Cenab-ı Allah, Kur’an-ı Kerim’de buyuruyor ki: “Bu Kur’an gizli kitabın içindedir.” Ayşe Validemiz de Peygamber Efendimiz için diyor ki: “O, yürüyen Kur’an idi.” Yani canlı Kur’an idi. Bizler Kur’an’ı biliyoruz, fakat bu ayette Kur’an’ın gizli bir kitap içinde saklanmış olduğu söyleniyor, bu ne demektir?
Kur’an-ı Kerim rafta dururken, isterse yıllarca dursun, oradan dile gelmez. Kur’an-ı Kerim ancak insanla dile gelir.
Şimdi ayette söylendiği gibi, Kur’an’ın içinde bir gizli kitap var. Bu gizli kitaptan maksat, kimin hitap ettiğidir. Yani Hazreti Muhammed Efendimiz, insanlara hitap ederken hep o içindeki gizli kitaptan konuşmuştur. Onun her zerresinden Allah işlemiştir.
“Ova, baştanbaşa altınla, para ile dolu olsa hiç kimse, Allah’ın izni olmadıkça bir arpa bile alamaz. Tutulmadan, kekelemeden yüzlerce kitap okusan Allah takdir etmediyse aklında hiçbir şey kalmaz. Fakat Allah’a kulluk edersen bir kitap bile okumadan yeninden, yakandan duyulmadık bilgiler bulursun.” (Mesnevi, VI/1930)
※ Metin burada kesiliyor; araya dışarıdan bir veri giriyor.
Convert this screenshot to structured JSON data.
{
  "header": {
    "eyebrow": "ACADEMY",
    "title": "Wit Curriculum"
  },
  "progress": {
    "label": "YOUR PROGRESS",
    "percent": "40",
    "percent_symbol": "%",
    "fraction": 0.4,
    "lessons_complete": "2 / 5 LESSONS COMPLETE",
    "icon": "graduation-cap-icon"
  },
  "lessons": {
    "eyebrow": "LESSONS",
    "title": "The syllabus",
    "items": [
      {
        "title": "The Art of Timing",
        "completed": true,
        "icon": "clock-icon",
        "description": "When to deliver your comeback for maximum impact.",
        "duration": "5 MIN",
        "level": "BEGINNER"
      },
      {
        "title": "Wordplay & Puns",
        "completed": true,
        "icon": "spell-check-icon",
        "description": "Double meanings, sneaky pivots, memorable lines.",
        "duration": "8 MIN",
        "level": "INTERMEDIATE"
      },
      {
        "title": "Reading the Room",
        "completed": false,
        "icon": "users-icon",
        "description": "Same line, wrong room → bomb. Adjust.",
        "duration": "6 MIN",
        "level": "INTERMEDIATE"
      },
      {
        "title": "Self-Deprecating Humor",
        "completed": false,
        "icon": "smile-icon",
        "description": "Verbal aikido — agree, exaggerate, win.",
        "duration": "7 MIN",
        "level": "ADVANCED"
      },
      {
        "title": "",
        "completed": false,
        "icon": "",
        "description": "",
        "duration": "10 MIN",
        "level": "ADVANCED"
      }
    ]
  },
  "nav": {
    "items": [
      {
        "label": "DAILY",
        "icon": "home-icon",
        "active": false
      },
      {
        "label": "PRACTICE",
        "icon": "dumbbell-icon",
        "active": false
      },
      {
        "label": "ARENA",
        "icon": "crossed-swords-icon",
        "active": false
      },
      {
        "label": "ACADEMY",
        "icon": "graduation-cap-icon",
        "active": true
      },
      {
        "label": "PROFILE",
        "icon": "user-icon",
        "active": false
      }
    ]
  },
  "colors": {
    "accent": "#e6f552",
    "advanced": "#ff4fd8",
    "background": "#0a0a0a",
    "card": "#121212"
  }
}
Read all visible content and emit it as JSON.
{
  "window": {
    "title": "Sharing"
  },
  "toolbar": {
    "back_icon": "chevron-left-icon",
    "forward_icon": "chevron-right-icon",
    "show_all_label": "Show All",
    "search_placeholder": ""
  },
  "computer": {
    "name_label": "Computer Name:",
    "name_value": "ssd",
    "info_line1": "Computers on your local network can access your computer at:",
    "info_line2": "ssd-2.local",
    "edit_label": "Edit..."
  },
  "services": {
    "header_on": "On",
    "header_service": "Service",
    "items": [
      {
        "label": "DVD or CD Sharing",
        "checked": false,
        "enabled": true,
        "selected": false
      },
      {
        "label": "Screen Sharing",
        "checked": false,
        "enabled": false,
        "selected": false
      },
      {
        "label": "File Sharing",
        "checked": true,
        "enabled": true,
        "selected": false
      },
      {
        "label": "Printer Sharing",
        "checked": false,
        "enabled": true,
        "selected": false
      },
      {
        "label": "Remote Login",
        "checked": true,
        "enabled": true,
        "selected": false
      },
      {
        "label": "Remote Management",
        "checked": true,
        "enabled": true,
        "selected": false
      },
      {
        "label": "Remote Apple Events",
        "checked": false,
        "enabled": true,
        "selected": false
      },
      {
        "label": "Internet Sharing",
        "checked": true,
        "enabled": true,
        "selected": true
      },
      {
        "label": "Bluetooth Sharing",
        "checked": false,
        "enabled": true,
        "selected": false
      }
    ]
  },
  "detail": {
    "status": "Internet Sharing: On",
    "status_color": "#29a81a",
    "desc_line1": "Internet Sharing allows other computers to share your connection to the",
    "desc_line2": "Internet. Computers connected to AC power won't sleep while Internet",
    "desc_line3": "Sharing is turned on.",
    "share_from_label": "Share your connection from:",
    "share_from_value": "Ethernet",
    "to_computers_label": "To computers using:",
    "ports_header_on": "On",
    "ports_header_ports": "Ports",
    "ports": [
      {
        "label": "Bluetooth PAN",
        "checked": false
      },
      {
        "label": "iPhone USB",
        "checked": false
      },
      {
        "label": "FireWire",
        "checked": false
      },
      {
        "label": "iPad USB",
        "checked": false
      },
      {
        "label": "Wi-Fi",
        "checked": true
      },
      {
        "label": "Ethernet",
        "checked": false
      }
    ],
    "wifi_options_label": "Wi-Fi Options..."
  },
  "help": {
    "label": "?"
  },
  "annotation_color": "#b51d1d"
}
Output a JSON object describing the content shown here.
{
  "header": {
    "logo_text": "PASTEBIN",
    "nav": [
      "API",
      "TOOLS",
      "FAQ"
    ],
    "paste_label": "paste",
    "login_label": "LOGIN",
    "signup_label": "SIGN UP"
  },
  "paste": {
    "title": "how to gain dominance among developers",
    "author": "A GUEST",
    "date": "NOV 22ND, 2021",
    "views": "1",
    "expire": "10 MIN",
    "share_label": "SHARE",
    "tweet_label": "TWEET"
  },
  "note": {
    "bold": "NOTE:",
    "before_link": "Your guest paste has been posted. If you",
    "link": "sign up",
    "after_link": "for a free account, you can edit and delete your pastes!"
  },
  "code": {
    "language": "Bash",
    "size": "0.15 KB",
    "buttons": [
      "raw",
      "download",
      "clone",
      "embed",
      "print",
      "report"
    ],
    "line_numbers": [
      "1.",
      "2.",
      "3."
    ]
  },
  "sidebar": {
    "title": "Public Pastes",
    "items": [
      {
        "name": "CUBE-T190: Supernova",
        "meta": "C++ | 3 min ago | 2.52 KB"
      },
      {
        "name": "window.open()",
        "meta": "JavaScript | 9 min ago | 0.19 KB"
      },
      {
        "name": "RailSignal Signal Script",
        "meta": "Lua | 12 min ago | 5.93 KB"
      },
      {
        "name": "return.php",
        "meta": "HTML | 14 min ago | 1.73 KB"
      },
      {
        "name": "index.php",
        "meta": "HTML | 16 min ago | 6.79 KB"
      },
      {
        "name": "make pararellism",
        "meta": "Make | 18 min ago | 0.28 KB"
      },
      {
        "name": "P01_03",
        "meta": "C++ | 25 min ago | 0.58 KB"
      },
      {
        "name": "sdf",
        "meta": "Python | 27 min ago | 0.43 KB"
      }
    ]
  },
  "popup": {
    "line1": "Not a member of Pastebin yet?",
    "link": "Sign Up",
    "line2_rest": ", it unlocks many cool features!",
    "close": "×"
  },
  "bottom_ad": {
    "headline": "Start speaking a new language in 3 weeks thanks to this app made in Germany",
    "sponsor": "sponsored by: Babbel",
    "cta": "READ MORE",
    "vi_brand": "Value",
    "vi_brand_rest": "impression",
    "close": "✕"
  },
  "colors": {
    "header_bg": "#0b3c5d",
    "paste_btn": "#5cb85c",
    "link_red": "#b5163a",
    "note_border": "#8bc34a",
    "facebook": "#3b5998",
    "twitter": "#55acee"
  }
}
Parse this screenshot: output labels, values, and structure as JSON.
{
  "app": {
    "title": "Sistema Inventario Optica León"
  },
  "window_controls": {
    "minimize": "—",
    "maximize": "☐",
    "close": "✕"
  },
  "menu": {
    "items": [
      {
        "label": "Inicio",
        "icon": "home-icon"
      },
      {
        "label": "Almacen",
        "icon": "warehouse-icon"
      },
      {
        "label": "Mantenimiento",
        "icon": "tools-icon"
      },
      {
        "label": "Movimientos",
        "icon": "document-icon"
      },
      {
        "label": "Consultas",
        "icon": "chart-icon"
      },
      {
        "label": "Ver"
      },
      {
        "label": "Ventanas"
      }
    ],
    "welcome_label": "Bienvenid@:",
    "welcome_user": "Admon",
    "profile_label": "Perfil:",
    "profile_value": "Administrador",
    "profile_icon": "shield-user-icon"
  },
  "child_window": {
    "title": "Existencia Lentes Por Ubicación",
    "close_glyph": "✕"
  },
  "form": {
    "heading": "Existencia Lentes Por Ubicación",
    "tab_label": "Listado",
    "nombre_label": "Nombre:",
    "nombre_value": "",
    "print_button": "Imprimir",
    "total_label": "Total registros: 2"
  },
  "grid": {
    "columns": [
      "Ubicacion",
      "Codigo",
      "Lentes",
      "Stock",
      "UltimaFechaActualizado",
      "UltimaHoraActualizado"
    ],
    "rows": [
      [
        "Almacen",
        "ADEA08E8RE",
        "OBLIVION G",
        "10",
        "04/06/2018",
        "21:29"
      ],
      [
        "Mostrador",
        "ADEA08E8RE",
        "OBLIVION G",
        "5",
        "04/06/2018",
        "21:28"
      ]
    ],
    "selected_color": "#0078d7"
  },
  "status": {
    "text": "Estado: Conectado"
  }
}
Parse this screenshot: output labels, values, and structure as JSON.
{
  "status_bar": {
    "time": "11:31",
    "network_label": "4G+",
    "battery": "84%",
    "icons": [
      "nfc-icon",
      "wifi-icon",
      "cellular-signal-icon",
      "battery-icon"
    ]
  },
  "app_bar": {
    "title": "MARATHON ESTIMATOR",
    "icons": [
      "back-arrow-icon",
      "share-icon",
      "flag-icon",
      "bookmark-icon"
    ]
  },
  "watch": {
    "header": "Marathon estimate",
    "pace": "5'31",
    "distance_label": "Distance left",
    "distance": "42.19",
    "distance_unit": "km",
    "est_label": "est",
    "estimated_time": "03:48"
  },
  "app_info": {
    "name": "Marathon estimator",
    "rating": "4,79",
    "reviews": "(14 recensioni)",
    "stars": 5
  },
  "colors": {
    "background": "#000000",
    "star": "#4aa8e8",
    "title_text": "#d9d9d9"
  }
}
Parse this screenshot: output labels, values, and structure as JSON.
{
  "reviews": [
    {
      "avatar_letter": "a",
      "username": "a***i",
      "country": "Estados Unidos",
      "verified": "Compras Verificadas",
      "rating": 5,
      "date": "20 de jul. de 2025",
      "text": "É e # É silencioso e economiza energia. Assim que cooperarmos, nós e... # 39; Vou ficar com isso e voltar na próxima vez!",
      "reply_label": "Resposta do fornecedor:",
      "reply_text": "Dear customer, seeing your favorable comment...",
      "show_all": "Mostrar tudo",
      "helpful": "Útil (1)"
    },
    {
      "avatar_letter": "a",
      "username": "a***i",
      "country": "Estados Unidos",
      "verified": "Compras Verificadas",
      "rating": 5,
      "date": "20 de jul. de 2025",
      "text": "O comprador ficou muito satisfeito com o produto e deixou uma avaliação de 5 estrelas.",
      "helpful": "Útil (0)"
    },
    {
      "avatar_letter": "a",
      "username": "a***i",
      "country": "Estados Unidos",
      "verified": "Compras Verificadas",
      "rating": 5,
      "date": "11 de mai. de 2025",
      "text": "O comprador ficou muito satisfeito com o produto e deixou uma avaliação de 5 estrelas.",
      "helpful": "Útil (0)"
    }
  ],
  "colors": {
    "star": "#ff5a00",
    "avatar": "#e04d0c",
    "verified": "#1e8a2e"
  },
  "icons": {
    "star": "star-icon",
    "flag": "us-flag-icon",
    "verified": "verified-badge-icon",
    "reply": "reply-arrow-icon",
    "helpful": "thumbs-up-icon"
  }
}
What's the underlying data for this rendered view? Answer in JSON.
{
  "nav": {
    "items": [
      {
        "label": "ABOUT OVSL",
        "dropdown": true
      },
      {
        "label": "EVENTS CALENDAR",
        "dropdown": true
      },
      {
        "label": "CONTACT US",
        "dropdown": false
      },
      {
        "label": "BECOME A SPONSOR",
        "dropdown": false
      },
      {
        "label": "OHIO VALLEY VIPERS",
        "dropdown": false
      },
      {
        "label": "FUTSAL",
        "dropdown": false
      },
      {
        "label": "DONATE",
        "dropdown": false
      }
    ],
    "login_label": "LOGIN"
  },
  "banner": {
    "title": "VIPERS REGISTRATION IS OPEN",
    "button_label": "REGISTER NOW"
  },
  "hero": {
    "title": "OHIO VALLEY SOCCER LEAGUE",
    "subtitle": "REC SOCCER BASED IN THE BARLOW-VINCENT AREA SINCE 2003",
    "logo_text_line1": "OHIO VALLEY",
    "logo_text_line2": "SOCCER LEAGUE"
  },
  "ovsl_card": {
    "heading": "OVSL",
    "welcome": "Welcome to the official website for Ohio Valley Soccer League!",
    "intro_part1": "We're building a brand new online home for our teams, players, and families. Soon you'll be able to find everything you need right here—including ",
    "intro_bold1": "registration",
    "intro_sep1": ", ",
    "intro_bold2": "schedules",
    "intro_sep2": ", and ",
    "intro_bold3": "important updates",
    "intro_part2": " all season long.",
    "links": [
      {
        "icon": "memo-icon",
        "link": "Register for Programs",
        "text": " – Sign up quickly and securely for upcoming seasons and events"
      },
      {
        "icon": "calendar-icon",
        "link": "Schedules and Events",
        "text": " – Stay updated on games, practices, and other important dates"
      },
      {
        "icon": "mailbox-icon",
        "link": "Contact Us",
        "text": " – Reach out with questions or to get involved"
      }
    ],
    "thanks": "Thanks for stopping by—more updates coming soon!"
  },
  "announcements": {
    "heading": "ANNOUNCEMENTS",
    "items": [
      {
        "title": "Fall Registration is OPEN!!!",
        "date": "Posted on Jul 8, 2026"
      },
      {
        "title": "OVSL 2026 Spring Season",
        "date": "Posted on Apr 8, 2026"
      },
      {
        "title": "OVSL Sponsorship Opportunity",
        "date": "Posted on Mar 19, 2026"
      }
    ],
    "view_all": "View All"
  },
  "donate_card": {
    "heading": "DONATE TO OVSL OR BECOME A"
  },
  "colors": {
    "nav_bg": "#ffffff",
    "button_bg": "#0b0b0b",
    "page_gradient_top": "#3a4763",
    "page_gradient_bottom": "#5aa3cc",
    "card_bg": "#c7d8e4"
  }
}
Hazreti Muhammed Efendimiz, nefsine ıstırap vermek için akşamları yatsı namazından sonra sol ayağı üzerinde dururdu. Sol ayağı yorulunca sağ ayağı üzerinde durmaya devam ederdi. Bir gün, iki gün, beş gün, derken bir akşam yine bu şekilde nefsine ıstırap verdiği sırada Allah’tan bir nida geldi: “Habibim, hani sen beni çok seviyordun?” Hazreti Muhammed cevap verdi: “Evet çok seviyorum.” “Peki o zaman neden bana ıstırap veriyorsun?” Peygamber Efendimiz şaşırarak, “Ben sana nasıl ıstırap verebilirim Allah’ım?” dedi. Cenab-ı Allah seslendi: “Sen sol ayağın üzerinde duruyorsun ya, senin her zerrende ben varım, sen yorulduğun zaman aslında ben yoruluyorum. Sen beni çok sevmektesin ama böyle yapmakla da bana ıstırap vermektesin.”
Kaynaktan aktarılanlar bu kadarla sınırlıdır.